Not found. If the breach id is not in the dataset or the live store, render a centred “Breach not found” with a link back to the queue.
Error. Error boundary on the action panel; the breach facts render.

Responsive behaviour

Mobile (< 640px). Triage queue rows become single-column cards with the SUP 15 track wrapping under the title. Detail page collapses to single-column; action panel moves below the body.
Tablet (640-1024px). Two-column at narrow widths. Action panel widens.
Desktop (> 1024px). Full layout. Detail max-width 1280px.

Components

components/principal/breach-triage-queue.tsx
components/principal/breach-detail.tsx
components/principal/breach-severity-badge.tsx
components/principal/fca-countdown-timer.tsx

How this connects to the rest of the demo

The Filed by AR rows include breaches the visitor created via the AR-side breach report form during the scripted walkthrough.
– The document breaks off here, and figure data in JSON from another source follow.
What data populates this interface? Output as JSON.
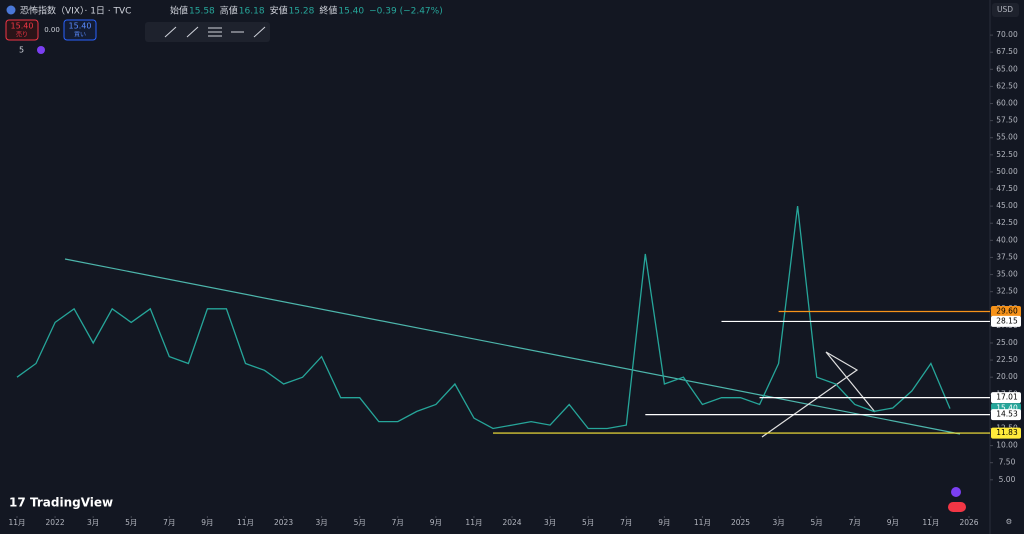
{
  "header": {
    "symbol": "恐怖指数（VIX）· 1日 · TVC",
    "ohlc": [
      {
        "label": "始値",
        "value": "15.58"
      },
      {
        "label": "高値",
        "value": "16.18"
      },
      {
        "label": "安値",
        "value": "15.28"
      },
      {
        "label": "終値",
        "value": "15.40"
      }
    ],
    "change": "−0.39 (−2.47%)",
    "sell": {
      "price": "15.40",
      "label": "売り"
    },
    "spread": "0.00",
    "buy": {
      "price": "15.40",
      "label": "買い"
    },
    "indicators": "5",
    "currency": "USD",
    "logo": "TradingView"
  },
  "chart_data": {
    "type": "line",
    "color": "#26a69a",
    "x": [
      "2021-11",
      "2021-12",
      "2022-01",
      "2022-02",
      "2022-03",
      "2022-04",
      "2022-05",
      "2022-06",
      "2022-07",
      "2022-08",
      "2022-09",
      "2022-10",
      "2022-11",
      "2022-12",
      "2023-01",
      "2023-02",
      "2023-03",
      "2023-04",
      "2023-05",
      "2023-06",
      "2023-07",
      "2023-08",
      "2023-09",
      "2023-10",
      "2023-11",
      "2023-12",
      "2024-01",
      "2024-02",
      "2024-03",
      "2024-04",
      "2024-05",
      "2024-06",
      "2024-07",
      "2024-08",
      "2024-09",
      "2024-10",
      "2024-11",
      "2024-12",
      "2025-01",
      "2025-02",
      "2025-03",
      "2025-04",
      "2025-05",
      "2025-06",
      "2025-07",
      "2025-08",
      "2025-09",
      "2025-10",
      "2025-11",
      "2025-12"
    ],
    "series": [
      {
        "name": "VIX",
        "color": "#26a69a",
        "values": [
          20,
          22,
          28,
          30,
          25,
          30,
          28,
          30,
          23,
          22,
          30,
          30,
          22,
          21,
          19,
          20,
          23,
          17,
          17,
          13.5,
          13.5,
          15,
          16,
          19,
          14,
          12.5,
          13,
          13.5,
          13,
          16,
          12.5,
          12.5,
          13,
          38,
          19,
          20,
          16,
          17,
          17,
          16,
          22,
          45,
          20,
          19,
          16,
          15,
          15.5,
          18,
          22,
          15.4
        ]
      }
    ],
    "ylim": [
      0,
      72.5
    ],
    "yticks": [
      {
        "value": 5,
        "label": "5.00"
      },
      {
        "value": 7.5,
        "label": "7.50"
      },
      {
        "value": 10,
        "label": "10.00"
      },
      {
        "value": 12.5,
        "label": "12.50"
      },
      {
        "value": 15,
        "label": "15.00"
      },
      {
        "value": 17.5,
        "label": "17.50"
      },
      {
        "value": 20,
        "label": "20.00"
      },
      {
        "value": 22.5,
        "label": "22.50"
      },
      {
        "value": 25,
        "label": "25.00"
      },
      {
        "value": 27.5,
        "label": "27.50"
      },
      {
        "value": 30,
        "label": "30.00"
      },
      {
        "value": 32.5,
        "label": "32.50"
      },
      {
        "value": 35,
        "label": "35.00"
      },
      {
        "value": 37.5,
        "label": "37.50"
      },
      {
        "value": 40,
        "label": "40.00"
      },
      {
        "value": 42.5,
        "label": "42.50"
      },
      {
        "value": 45,
        "label": "45.00"
      },
      {
        "value": 47.5,
        "label": "47.50"
      },
      {
        "value": 50,
        "label": "50.00"
      },
      {
        "value": 52.5,
        "label": "52.50"
      },
      {
        "value": 55,
        "label": "55.00"
      },
      {
        "value": 57.5,
        "label": "57.50"
      },
      {
        "value": 60,
        "label": "60.00"
      },
      {
        "value": 62.5,
        "label": "62.50"
      },
      {
        "value": 65,
        "label": "65.00"
      },
      {
        "value": 67.5,
        "label": "67.50"
      },
      {
        "value": 70,
        "label": "70.00"
      }
    ],
    "xticks": [
      {
        "value": "2021-11",
        "label": "11月"
      },
      {
        "value": "2022-01",
        "label": "2022"
      },
      {
        "value": "2022-03",
        "label": "3月"
      },
      {
        "value": "2022-05",
        "label": "5月"
      },
      {
        "value": "2022-07",
        "label": "7月"
      },
      {
        "value": "2022-09",
        "label": "9月"
      },
      {
        "value": "2022-11",
        "label": "11月"
      },
      {
        "value": "2023-01",
        "label": "2023"
      },
      {
        "value": "2023-03",
        "label": "3月"
      },
      {
        "value": "2023-05",
        "label": "5月"
      },
      {
        "value": "2023-07",
        "label": "7月"
      },
      {
        "value": "2023-09",
        "label": "9月"
      },
      {
        "value": "2023-11",
        "label": "11月"
      },
      {
        "value": "2024-01",
        "label": "2024"
      },
      {
        "value": "2024-03",
        "label": "3月"
      },
      {
        "value": "2024-05",
        "label": "5月"
      },
      {
        "value": "2024-07",
        "label": "7月"
      },
      {
        "value": "2024-09",
        "label": "9月"
      },
      {
        "value": "2024-11",
        "label": "11月"
      },
      {
        "value": "2025-01",
        "label": "2025"
      },
      {
        "value": "2025-03",
        "label": "3月"
      },
      {
        "value": "2025-05",
        "label": "5月"
      },
      {
        "value": "2025-07",
        "label": "7月"
      },
      {
        "value": "2025-09",
        "label": "9月"
      },
      {
        "value": "2025-11",
        "label": "11月"
      },
      {
        "value": "2026-01",
        "label": "2026"
      }
    ],
    "levels": [
      {
        "value": 29.6,
        "label": "29.60",
        "color": "#f7931a",
        "from": "2025-03"
      },
      {
        "value": 28.15,
        "label": "28.15",
        "color": "#ffffff",
        "from": "2024-12"
      },
      {
        "value": 17.01,
        "label": "17.01",
        "color": "#ffffff",
        "from": "2025-02"
      },
      {
        "value": 15.4,
        "label": "15.40",
        "color": "#26a69a"
      },
      {
        "value": 14.53,
        "label": "14.53",
        "color": "#ffffff",
        "from": "2024-08"
      },
      {
        "value": 11.83,
        "label": "11.83",
        "color": "#ffeb3b",
        "from": "2023-12"
      }
    ]
  }
}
The newly-filed breach lands at the top of the queue with the timer running from now.
The AR linked at the top of the breach detail routes to AR detail on the Breaches tab.
The KPI tile “Breaches awaiting FCA notification” on the principal home deep-links into this queue with a pre-filtered status.
For the regulatory mapping of SUP 15 categories to notification windows, see Regulatory · SUP 15 timing.